I have a crick in my neck, that I woke up with this morning and it barely bothered me at the time; however, the more naps I take, the worse it gets.  I brought my own pillows-I don’t know why it would do this.  C’est la vie!

I forgot to mention that I have not had to wear all 19 wires today.  William took them off of me this morning, except for the ones on my head-which I barely feel.  I can’t wait to wash the gel out of my hair-it was quite a job getting it out.

Sleep Lab:Part 2, post #2

Another view of the beautiful waiting room.

By:

Holly Green

I am sooooo tired.  It doesn’t feel like 11:00 a.m. but it is.  I’m not sure what time if feels like.  I just know I am tired.

Aaron said it took me more than twenty minutes to fall asleep for this past nap.  I’d hardly call it a nap.  I think he let me sleep fifteen to twenty minutes-or is that even right?  He turns on the lights and the TV before he leaves the room every time he wakes me up.  Before I went to sleep, I was feeling more awake than when I first woke up. Now, I just feel groggy again.

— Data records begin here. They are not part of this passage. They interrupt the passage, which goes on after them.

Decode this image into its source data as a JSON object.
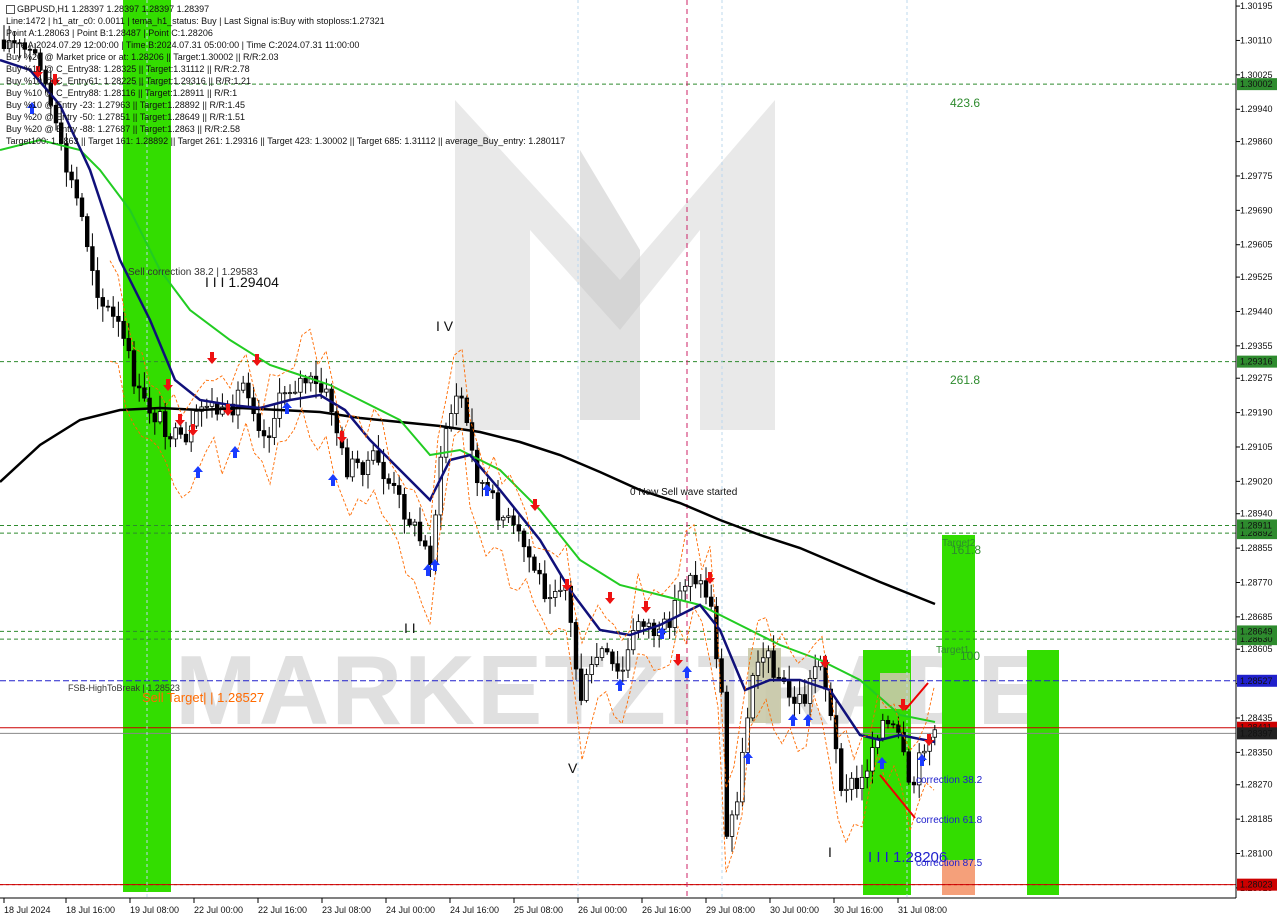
{
  "header": {
    "symbol_line": "GBPUSD,H1  1.28397 1.28397 1.28397 1.28397",
    "lines": [
      "Line:1472  | h1_atr_c0: 0.0011  | tema_h1_status: Buy  | Last Signal is:Buy with stoploss:1.27321",
      "Point A:1.28063 | Point B:1.28487 | Point C:1.28206",
      "Time A:2024.07.29 12:00:00 | Time B:2024.07.31 05:00:00 | Time C:2024.07.31 11:00:00",
      "Buy %20 @ Market price or at: 1.28206 || Target:1.30002 || R/R:2.03",
      "Buy %10 @ C_Entry38: 1.28325 || Target:1.31112 || R/R:2.78",
      "Buy %10 @ C_Entry61: 1.28225 || Target:1.29316 || R/R:1.21",
      "Buy %10 @ C_Entry88: 1.28116 || Target:1.28911 || R/R:1",
      "Buy %10 @ Entry -23: 1.27963 || Target:1.28892 || R/R:1.45",
      "Buy %20 @ Entry -50: 1.27851 || Target:1.28649 || R/R:1.51",
      "Buy %20 @ Entry -88: 1.27687 || Target:1.2863 || R/R:2.58",
      "Target100: 1.2863 || Target 161: 1.28892 || Target 261: 1.29316 || Target 423: 1.30002 || Target 685: 1.31112 || average_Buy_entry: 1.280117"
    ]
  },
  "colors": {
    "background": "#ffffff",
    "candle": "#000000",
    "green_band": "#33dd00",
    "sell_zone": "#f5a07a",
    "ma_black": "#000000",
    "ma_green": "#22cc22",
    "ma_navy": "#10107a",
    "envelope": "#ff6a00",
    "level_green": "#2e8b2e",
    "level_red": "#cc0000",
    "level_blue": "#2020cc",
    "arrow_buy": "#1a3cff",
    "arrow_sell": "#ee1111"
  },
  "chart_data": {
    "type": "candlestick",
    "symbol": "GBPUSD",
    "timeframe": "H1",
    "ylim": [
      1.2799,
      1.3021
    ],
    "y_ticks": [
      "1.30195",
      "1.30110",
      "1.30025",
      "1.29940",
      "1.29860",
      "1.29775",
      "1.29690",
      "1.29605",
      "1.29525",
      "1.29440",
      "1.29355",
      "1.29275",
      "1.29190",
      "1.29105",
      "1.29020",
      "1.28940",
      "1.28855",
      "1.28770",
      "1.28685",
      "1.28605",
      "1.28520",
      "1.28435",
      "1.28350",
      "1.28270",
      "1.28185",
      "1.28100",
      "1.28015"
    ],
    "x_ticks": [
      "18 Jul 2024",
      "18 Jul 16:00",
      "19 Jul 08:00",
      "22 Jul 00:00",
      "22 Jul 16:00",
      "23 Jul 08:00",
      "24 Jul 00:00",
      "24 Jul 16:00",
      "25 Jul 08:00",
      "26 Jul 00:00",
      "26 Jul 16:00",
      "29 Jul 08:00",
      "30 Jul 00:00",
      "30 Jul 16:00",
      "31 Jul 08:00"
    ],
    "levels": [
      {
        "label": "423.6",
        "value": 1.30002,
        "price_tag": "1.30002",
        "style": "green"
      },
      {
        "label": "261.8",
        "value": 1.29316,
        "price_tag": "1.29316",
        "style": "green"
      },
      {
        "label": "161.8",
        "value": 1.28892,
        "price_tag": "1.28892",
        "style": "green"
      },
      {
        "label": "",
        "value": 1.28911,
        "price_tag": "1.28911",
        "style": "green"
      },
      {
        "label": "100",
        "value": 1.2863,
        "price_tag": "1.28630",
        "style": "green"
      },
      {
        "label": "",
        "value": 1.28649,
        "price_tag": "1.28649",
        "style": "green"
      },
      {
        "label": "",
        "value": 1.28527,
        "price_tag": "1.28527",
        "style": "blue"
      },
      {
        "label": "",
        "value": 1.28411,
        "price_tag": "1.28411",
        "style": "red"
      },
      {
        "label": "",
        "value": 1.28397,
        "price_tag": "1.28397",
        "style": "gray"
      },
      {
        "label": "",
        "value": 1.28023,
        "price_tag": "1.28023",
        "style": "red"
      }
    ],
    "annotations": [
      {
        "text": "Sell correction 38.2 | 1.29583",
        "kind": "small"
      },
      {
        "text": "I I I 1.29404",
        "kind": "large"
      },
      {
        "text": "I V",
        "kind": "large"
      },
      {
        "text": "0 New Sell wave started",
        "kind": "small"
      },
      {
        "text": "I I",
        "kind": "large"
      },
      {
        "text": "V",
        "kind": "large"
      },
      {
        "text": "FSB-HighToBreak | 1.28523",
        "kind": "small"
      },
      {
        "text": "Sell Target| | 1.28527",
        "kind": "orange"
      },
      {
        "text": "Target2",
        "kind": "green"
      },
      {
        "text": "Target1",
        "kind": "green"
      },
      {
        "text": "correction 38.2",
        "kind": "blue"
      },
      {
        "text": "correction 61.8",
        "kind": "blue"
      },
      {
        "text": "correction 87.5",
        "kind": "blue"
      },
      {
        "text": "I I I 1.28206",
        "kind": "bluelarge"
      },
      {
        "text": "I",
        "kind": "large"
      }
    ],
    "watermark": "MARKETZITRADE"
  }
}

I think there is something about having to sleep on command.  I love to sleep and I do not know how long it takes me to fall asleep normally.  Knowing someone is watching you sleep is weird, though.  I never thought I would have trouble going to sleep but I have actually found a situation that has made it hard.  Not to mention, sleeping in a strange bed.

Sunday, I felt really tired and groggy.  I missed church and slept until 2p.m.  Hopefully, we’ll find out why I feel like this, sometimes.

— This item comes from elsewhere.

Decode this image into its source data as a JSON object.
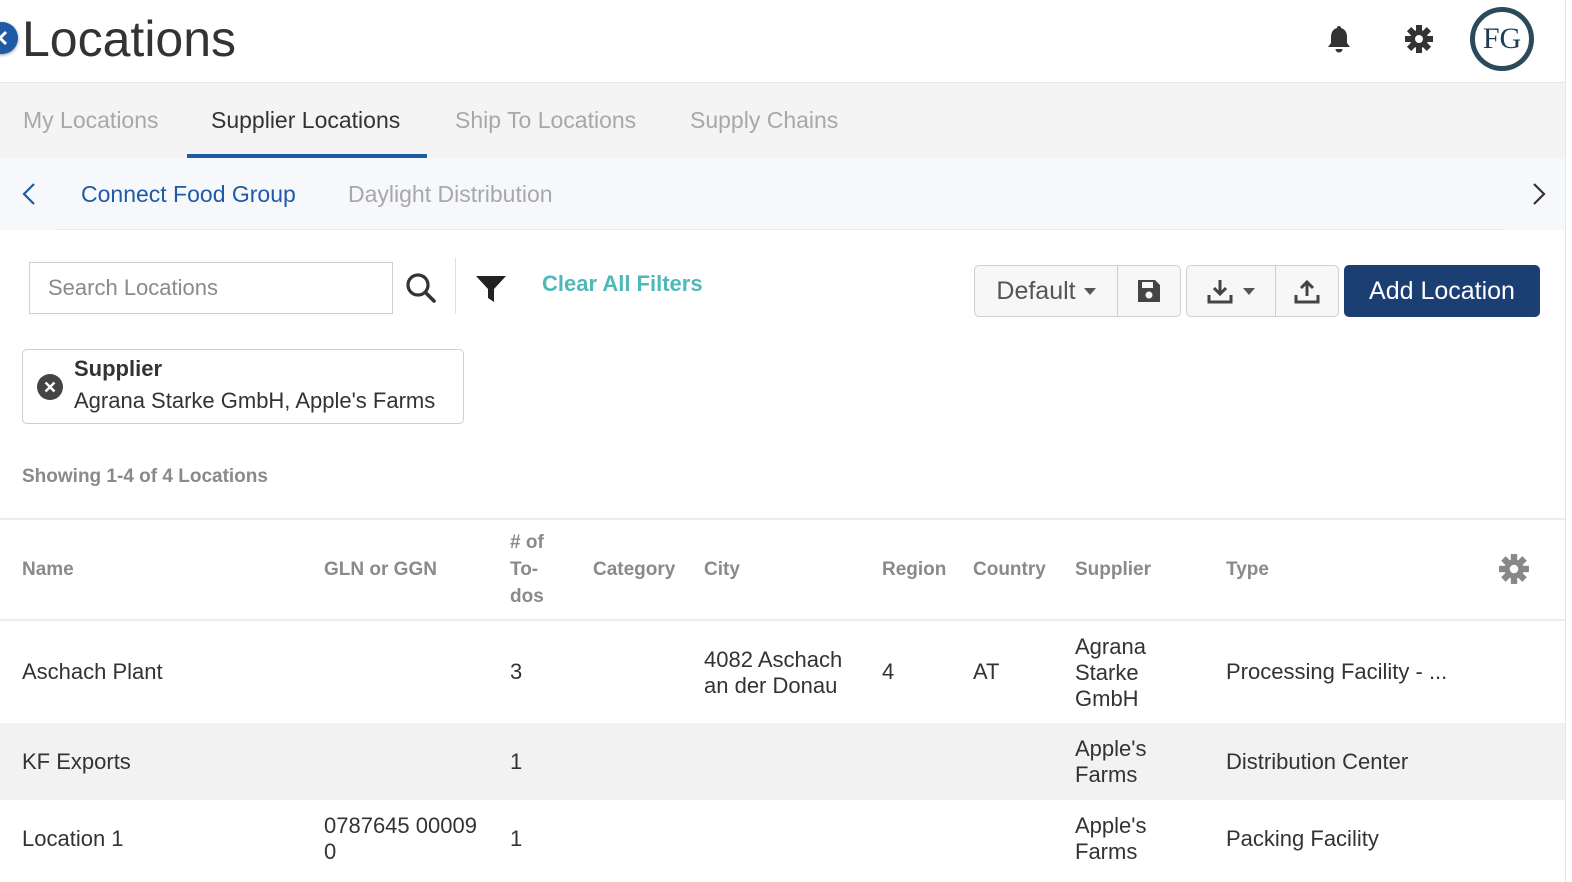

Aaron said I could walk around but I am so tired.  Then again, I look like a hermit.  Maybe I’ll walk around later.  I think I am pretty much worthless, today, except for my blog.  🙂  Oops, I meant useless.

The artwork and furniture in this room are breathtaking.

Sleep Lab: Part 2

By:

Holly Green

Last night, I spent the night in the sleep lab, 1st Class Sleep Studies, again.  I had William as my technician again, so I was happy about that because he was a familiar face and because he was nice.  I did feel more comfortable knowing he would be with me all night instead of having to get to know someone else.

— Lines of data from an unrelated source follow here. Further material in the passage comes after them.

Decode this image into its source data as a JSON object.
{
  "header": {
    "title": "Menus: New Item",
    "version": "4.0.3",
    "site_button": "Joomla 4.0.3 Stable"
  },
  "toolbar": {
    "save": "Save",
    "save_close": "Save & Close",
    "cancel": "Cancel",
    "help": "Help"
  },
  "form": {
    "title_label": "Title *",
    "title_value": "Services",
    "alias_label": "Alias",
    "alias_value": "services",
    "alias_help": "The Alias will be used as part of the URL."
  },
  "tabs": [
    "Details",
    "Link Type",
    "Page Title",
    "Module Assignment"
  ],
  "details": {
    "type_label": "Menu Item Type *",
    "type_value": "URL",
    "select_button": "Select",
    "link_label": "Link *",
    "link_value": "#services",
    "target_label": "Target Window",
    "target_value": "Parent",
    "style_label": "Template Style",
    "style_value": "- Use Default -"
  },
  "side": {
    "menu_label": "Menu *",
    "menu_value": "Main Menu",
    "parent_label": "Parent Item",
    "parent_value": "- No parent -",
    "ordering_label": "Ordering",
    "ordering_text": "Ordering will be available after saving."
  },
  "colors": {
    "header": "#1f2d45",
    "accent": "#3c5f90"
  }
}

It was the same drill and I had six hours of sleep.  I got there about 9 p.m., and around 9:40 William came in to attach the wires on me.  I told him that I had the most trouble with the wires in my nose, so, he asked his supervisor and took away one of them.  Yay!  Sort of.  It did feel a little more comfortable and did not itch, this time.

I am soooo tired, right now.  It is almost 9 a.m. but William woke me up at 5:45 a.m. and I was to stay up for two hours.  They fed me breakfast an told me to try to stay awake by watching TV, reading a book, etc.  The TV show, Angel was on and it kept my attention.  I had seen a few reruns of this show, so I kind of knew what it was about.  The first episode was a little humorous and that helped to wake me up.

I am still here because they are doing a day study, too.  If this post does not make any sense, that shows how tired I am.  Anyway, they are having me sleep in twenty minute intervals and stay up for about two hours.  We will do this until about 2-4 p.m.  This is supposed to test for insomnia, narcelepsy and some other sleep disorders, one where you are tired all the time.  Now, that one seems to be me.

I think I might do this post in intervals, too.  Does that make sense?  Right now, I am watching The Golden Girls on TV.  I love this show-the different personalities, airhead Rose, slutty Blanche, sarcastic Dorothy and blunt Sophia.  Wow!  I am talking about nothing, aren’t I?  Wow, I just described Seinfeld.  See what I mean?  I can’t believe I am actually able to type anything.

William said I had several episodes of sleep apnea during the night.  He also said my snoring was considerably louder, this time, since I slept so much longer.  He asked me how I thought I slept last night and I said I thought I slept pretty well.  Last night, he told me some people say that when they did not know they woke up many times or did not make it past the first stage of sleep.  William said I did sleep a lot better than last time.

I now have Aaron, William’s supervisor watching over me today.  He’s petty nice also.  I think I am running out of things to say.

This is William, the technician for the second time during my sleep study.